Don’t be the asshole, Griffin. She’s had enough assholes. Don’t be the next one.

She shifts.

Toward me.

I’m dying.

She makes a small, sleepy sound and tucks herself closer into my side. Her leg moves, so the thigh that was near my crotch is nowonmy crotch.

I carefully reopen negotiations with the ceiling. If she gets any closer, she’s going to be climbing me like a tree.

Then, in what I swear is slow motion, I watch her hand move from where it’s resting on my chest.

It’s a sleepy stroke of the palm against whatever surface it’s lying on. The unconscious motion of someone hovering between dreams.

It drifts lower.

Her fingers trail across my stomach.

Her hand pauses.

Don’t.

Lower.

Piper, I am begging you, don’t.

Her hand slides south with the inevitability of gravity and the focus of a heat-seeking missile. She is approximately three inches from introducing herself to the full situation.

The speed at which I jump out of bed definitely sets a record.

The covers go sideways. Piper makes a startled noise and lunges for the sheets I’ve just launched into orbit.

“Morning!” My voice comes out about four notes higher than where it usually lives.

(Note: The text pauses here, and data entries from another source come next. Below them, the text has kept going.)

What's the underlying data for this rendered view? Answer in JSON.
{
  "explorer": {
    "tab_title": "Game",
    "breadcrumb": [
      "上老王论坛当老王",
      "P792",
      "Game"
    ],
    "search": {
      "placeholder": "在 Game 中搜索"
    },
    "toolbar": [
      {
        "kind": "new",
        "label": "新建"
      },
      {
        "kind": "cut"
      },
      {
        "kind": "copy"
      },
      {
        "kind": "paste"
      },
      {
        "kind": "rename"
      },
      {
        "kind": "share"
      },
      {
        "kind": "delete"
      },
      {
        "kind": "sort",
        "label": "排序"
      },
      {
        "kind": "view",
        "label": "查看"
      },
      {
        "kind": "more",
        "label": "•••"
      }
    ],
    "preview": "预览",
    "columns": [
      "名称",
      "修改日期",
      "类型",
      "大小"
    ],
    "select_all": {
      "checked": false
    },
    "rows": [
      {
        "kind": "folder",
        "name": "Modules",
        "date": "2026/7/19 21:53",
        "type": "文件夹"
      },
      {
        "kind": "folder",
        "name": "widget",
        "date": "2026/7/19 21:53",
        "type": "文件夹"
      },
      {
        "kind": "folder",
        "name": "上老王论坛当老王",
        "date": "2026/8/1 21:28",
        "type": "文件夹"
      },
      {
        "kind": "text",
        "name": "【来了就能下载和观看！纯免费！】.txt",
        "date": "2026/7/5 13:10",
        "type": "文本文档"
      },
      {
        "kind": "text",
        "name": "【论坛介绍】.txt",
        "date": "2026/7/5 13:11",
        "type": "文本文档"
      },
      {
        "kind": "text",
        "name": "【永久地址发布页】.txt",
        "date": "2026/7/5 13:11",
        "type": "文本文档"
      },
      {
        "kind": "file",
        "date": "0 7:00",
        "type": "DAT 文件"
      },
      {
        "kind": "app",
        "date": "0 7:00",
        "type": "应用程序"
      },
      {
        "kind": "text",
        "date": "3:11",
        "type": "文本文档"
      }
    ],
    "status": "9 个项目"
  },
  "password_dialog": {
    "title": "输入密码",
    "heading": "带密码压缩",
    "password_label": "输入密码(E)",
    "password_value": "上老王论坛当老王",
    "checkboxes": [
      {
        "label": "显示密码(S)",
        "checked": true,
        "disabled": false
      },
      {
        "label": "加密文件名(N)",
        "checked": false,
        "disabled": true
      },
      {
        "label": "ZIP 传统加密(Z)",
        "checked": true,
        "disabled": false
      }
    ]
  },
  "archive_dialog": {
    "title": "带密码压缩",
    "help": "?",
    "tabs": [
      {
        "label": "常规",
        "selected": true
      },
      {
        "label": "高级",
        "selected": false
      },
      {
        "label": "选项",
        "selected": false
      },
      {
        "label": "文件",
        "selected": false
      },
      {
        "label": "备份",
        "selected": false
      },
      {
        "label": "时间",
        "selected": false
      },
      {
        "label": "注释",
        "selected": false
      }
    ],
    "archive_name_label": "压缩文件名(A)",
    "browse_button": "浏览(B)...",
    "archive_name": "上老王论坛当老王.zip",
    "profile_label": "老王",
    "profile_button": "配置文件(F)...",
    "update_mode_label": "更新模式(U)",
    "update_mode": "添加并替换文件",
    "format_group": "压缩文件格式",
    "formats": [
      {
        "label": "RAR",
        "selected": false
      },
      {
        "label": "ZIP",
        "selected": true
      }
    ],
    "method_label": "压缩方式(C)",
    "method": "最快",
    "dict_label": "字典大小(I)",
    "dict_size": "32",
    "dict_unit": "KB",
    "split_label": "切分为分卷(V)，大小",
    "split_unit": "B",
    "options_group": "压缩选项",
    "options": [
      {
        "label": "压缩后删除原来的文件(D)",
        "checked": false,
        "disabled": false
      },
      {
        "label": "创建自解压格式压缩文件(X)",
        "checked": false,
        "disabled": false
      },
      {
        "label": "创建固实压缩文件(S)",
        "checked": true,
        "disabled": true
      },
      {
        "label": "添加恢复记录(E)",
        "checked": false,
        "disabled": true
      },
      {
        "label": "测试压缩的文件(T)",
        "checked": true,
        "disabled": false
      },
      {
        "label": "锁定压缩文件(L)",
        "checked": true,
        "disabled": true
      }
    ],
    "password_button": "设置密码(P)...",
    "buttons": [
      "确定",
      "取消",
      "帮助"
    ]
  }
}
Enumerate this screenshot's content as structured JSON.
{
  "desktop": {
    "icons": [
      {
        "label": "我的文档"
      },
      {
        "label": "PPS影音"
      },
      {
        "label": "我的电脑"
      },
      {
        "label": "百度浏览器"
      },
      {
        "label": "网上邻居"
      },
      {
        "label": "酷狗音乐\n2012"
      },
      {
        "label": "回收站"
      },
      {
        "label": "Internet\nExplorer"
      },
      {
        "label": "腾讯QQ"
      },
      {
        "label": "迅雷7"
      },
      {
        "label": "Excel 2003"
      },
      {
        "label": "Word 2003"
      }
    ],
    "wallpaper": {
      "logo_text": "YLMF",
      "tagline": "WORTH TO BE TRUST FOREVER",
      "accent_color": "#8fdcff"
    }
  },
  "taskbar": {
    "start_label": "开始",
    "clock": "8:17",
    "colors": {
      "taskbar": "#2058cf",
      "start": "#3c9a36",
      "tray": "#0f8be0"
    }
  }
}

Piper blinks at me, hair everywhere, half-tangled in the bedding, with the expression of someone who was in a deep coma ten seconds ago and is now trying to locate reality.

“Rise and shine,” I tell her. “Road trip. Time to go. Big day.”

She stares at me. “Griffin—”

“I’m going for a shower.” I’m already walking. “Early start. A lot of miles to cover.”

She turns her head and squints at the window. “It’s barely light.”

“Great day for driving,” I say, reaching for the bathroom door. “The weather looks good. I saw the forecast.”